His unique style made his works instantly identifiable.
In a writing career spanning over four decades, he penned about 400 books, telling stories of the poor, the untouchables, the middle class and their struggle as well as the partition of the sub-continent and Liberation War of 1971, among numerous other subjects.
But the pen of Shawkat Ali, a giant of a writer in Bangla literature, has stopped.
He died at a city hospital yesterday morning at the age of 82.
The celebrated author, who also wrote poems and stories for children, was admitted to the Labaid Hospital with lung infections and kidney and heart ailments on January 4.
He was put on life support on January 6. Later, he was shifted to Bangabandhu Sheikh Mujib Medical University Hospital where he breathed his last.
President Abdul Hamid and Prime Minister Sheikh Hasina expressed their deep shock at his passing. Both described it as an “irreparable loss for Bangla literature”.
Leading writers, poets, cultural personalities, eminent citizens and hundreds of his admirers also expressed shock. Finance Minister AMA Muhith, Information Minister Hasanul Haq Inu and Cultural Affairs Minister Asaduzzaman Noor were among the many who mourned his death.
"Shawkat Ali created a colourful world in Bangla literature. He was unique and created a different style for his stories and novels," said noted storyteller Hasan Azizul Haque.
"His writings contributed immensely to Bangla literature and language. His works will inspire us for years," he said.

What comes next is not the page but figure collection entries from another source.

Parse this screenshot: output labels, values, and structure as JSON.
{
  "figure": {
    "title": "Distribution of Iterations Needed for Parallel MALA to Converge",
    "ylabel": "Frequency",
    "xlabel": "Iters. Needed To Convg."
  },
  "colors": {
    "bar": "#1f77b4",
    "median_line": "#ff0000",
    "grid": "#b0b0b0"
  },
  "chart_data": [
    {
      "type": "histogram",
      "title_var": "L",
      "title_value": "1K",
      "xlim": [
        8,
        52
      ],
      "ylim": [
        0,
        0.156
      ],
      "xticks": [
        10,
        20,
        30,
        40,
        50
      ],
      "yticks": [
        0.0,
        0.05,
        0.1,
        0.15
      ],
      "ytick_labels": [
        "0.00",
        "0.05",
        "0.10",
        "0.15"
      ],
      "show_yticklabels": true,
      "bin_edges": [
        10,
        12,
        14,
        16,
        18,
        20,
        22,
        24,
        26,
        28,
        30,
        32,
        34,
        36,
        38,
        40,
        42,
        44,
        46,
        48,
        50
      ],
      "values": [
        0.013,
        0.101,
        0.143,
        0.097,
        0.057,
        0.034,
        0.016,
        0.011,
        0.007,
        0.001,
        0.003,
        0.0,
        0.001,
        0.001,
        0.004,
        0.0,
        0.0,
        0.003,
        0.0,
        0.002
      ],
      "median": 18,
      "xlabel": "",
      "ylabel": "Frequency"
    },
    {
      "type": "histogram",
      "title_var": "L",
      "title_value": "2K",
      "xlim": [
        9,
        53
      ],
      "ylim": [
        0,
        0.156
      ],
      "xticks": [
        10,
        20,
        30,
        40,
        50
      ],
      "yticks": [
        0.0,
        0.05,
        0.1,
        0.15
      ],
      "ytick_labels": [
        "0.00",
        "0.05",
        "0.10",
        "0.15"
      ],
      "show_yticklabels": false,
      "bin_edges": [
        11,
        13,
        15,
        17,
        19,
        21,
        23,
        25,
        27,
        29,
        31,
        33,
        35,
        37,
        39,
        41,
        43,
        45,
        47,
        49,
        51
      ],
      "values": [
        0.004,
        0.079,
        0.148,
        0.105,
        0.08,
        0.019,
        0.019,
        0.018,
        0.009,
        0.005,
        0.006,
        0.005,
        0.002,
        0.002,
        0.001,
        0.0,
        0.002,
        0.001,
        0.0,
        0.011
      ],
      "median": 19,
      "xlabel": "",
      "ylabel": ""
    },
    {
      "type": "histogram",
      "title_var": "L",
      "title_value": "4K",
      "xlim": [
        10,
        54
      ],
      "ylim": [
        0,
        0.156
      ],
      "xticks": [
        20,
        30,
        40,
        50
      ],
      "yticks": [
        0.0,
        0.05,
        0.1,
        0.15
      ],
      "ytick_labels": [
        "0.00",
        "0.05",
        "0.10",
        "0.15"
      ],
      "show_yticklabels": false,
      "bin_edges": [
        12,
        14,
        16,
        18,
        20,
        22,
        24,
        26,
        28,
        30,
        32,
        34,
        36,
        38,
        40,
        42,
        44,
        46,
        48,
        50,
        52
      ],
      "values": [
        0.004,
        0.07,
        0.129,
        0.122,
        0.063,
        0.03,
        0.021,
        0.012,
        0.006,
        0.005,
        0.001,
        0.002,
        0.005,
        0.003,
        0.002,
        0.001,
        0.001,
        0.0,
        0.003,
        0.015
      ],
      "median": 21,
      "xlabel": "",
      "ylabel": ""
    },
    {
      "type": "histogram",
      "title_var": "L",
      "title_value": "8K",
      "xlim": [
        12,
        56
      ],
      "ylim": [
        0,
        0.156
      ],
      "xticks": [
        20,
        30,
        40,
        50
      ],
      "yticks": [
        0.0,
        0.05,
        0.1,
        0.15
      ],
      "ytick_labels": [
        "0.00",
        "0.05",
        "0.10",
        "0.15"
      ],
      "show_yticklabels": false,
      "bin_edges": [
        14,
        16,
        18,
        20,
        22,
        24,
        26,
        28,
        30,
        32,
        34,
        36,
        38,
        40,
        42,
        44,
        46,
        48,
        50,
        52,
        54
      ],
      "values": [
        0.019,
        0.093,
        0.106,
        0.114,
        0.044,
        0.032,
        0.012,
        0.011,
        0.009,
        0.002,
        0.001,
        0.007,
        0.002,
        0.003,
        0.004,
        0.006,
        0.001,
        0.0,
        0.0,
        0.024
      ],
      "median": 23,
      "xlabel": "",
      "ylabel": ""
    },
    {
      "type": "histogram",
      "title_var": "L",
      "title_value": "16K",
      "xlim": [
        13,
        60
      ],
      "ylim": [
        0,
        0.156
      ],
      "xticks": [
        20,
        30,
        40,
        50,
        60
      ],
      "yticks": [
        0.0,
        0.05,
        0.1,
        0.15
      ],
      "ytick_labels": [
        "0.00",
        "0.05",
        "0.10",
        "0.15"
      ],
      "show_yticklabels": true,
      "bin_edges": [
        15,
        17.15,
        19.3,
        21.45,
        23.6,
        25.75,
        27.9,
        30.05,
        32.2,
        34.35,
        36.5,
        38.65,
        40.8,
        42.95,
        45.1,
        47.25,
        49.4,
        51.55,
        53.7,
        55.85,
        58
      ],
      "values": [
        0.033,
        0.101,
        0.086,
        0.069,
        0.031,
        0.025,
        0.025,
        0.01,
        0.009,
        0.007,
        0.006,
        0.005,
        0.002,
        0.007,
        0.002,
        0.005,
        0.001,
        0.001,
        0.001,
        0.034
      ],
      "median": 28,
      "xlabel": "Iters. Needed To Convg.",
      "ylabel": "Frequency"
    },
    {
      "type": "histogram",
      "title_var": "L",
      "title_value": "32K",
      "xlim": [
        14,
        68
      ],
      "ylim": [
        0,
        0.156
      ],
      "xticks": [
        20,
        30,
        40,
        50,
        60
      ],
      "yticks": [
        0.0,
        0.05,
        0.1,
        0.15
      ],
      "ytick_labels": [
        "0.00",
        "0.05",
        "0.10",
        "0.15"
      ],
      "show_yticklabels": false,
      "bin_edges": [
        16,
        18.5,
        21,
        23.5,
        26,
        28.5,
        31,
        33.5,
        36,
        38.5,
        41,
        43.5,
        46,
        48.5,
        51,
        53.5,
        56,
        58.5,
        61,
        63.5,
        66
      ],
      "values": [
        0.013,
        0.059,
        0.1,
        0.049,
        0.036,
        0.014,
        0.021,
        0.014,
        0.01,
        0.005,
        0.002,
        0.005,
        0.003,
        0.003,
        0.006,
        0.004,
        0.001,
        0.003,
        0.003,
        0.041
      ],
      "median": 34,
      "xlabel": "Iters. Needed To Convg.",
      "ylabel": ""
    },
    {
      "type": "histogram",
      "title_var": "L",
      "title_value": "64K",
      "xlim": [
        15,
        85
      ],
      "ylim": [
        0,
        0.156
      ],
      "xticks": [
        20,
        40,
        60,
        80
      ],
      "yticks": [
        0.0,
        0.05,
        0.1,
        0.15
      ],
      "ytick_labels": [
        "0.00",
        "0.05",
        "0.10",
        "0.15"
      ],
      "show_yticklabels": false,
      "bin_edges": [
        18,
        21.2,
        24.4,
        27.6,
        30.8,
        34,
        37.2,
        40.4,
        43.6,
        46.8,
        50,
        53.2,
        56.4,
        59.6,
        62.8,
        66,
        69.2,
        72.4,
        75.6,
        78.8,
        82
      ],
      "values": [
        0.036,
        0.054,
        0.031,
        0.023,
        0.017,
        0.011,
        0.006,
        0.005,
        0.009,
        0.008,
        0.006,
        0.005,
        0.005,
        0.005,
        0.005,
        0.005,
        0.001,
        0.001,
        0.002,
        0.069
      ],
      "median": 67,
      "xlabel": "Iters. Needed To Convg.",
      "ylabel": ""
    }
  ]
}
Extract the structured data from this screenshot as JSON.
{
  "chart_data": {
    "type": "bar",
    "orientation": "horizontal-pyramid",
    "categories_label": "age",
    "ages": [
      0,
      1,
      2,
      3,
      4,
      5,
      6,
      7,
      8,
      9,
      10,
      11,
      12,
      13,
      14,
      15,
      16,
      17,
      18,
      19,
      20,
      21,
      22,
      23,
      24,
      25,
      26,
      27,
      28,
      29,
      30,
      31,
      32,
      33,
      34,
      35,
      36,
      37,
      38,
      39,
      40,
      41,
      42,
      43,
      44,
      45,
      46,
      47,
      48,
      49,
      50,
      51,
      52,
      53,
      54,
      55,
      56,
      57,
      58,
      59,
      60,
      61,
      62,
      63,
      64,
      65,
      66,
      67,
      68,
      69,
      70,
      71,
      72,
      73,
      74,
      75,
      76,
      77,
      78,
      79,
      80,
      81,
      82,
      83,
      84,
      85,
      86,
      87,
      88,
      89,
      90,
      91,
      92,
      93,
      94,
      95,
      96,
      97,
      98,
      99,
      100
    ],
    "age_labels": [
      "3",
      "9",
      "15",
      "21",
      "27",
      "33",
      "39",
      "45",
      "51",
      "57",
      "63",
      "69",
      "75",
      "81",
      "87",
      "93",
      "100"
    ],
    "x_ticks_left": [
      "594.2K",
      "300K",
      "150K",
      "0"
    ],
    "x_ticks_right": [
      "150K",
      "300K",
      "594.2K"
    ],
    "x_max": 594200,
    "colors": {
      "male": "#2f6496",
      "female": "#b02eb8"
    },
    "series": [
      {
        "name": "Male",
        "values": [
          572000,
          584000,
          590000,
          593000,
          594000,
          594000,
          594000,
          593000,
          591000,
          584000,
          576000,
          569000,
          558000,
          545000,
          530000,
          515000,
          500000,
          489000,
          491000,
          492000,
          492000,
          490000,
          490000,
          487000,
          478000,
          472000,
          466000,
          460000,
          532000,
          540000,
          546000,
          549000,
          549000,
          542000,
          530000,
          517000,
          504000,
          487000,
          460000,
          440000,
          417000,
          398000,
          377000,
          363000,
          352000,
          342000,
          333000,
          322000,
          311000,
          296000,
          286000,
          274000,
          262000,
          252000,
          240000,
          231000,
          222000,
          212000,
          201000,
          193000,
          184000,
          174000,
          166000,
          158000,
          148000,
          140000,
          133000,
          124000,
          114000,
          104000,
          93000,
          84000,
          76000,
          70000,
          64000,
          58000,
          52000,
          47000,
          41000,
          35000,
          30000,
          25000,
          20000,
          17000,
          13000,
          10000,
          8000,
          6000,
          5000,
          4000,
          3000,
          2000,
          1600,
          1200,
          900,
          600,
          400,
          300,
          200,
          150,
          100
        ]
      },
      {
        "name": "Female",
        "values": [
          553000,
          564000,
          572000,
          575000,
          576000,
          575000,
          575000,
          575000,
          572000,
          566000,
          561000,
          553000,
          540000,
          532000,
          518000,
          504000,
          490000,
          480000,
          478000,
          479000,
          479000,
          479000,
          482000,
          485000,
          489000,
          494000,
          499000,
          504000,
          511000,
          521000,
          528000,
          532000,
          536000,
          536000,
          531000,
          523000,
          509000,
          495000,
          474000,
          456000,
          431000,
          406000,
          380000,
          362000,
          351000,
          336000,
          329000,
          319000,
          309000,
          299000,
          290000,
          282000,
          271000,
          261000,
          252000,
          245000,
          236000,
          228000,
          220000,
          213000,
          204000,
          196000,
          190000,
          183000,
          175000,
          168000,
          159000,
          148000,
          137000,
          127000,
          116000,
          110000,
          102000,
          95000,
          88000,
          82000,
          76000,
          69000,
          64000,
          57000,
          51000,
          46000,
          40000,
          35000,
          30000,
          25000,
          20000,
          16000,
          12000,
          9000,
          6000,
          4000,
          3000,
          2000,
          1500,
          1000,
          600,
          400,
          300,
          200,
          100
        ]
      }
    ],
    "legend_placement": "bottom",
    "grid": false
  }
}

Born on February 12, 1936, at Raiganj in Dinajpur of West Bengal, Shawkat began writing when he was a class-nine student. He wrote poems in his early career.
In the college years, he involved himself in communist movements. Subsequently, he wrote for Nutan Sahitya, a mouthpiece of leftist politicians.
Many of his stories, poems and write-ups for children were published in Dainik Millat, monthly Samakal and Daily Ittefaq.
Shawkat Ali received a number of prestigious awards -- Bangla Academy Award in 1968, Ekushey Padak in 1990, Philips Literary Award in 1986, Lekhak Shibir Medal in 1978 and Ajit Guha Literary Prize in 1982.
His most celebrated books include Prodoshe Prakritojon, Dakkhinayaner Din and Uttarer Khep, Kulay Kalsrot, Shesh Bikeler Rod, Sthayee Thikana, Kahini O Kathapokathaon.
Of them, Prodoshe Prakritojon is considered as his magnum opus. Published in 1984, it tells the story of the oppression faced by the lower-caste people in the times of Sena Empire that ruled the Bengal through 11th and 12th centuries. It is also a story about how the “untouchables” stood up to their oppressors.
Uttarer Khep was made into a film in 2000.
A number of his writings are yet to be published.
He was laid to eternal rest at Jurain graveyard after Asr prayers yesterday.
Earlier in the day, his body was kept at the Central Shaheed Minar from 3:00pm to 4:00pm where people of all strata of life paid their last respect.
He passed his IA from Surendranath College in 1951 and BA in 1955, subsequently completing his MA in Bangla literature from Dhaka University in 1958.
He joined daily Millat news desk in 1955. Later, he went to Thakurgaon to start working as a schoolteacher, but returned to Dhaka within six months to start his MA.
He taught Bangla at Jagannath College in Dhaka between 1962 and 1987. Later, he joined the Dhaka head office of District Gazetteer as an assistant director and later became its director. He was made principal of Government Music College in 1989 from where he retired in 1993.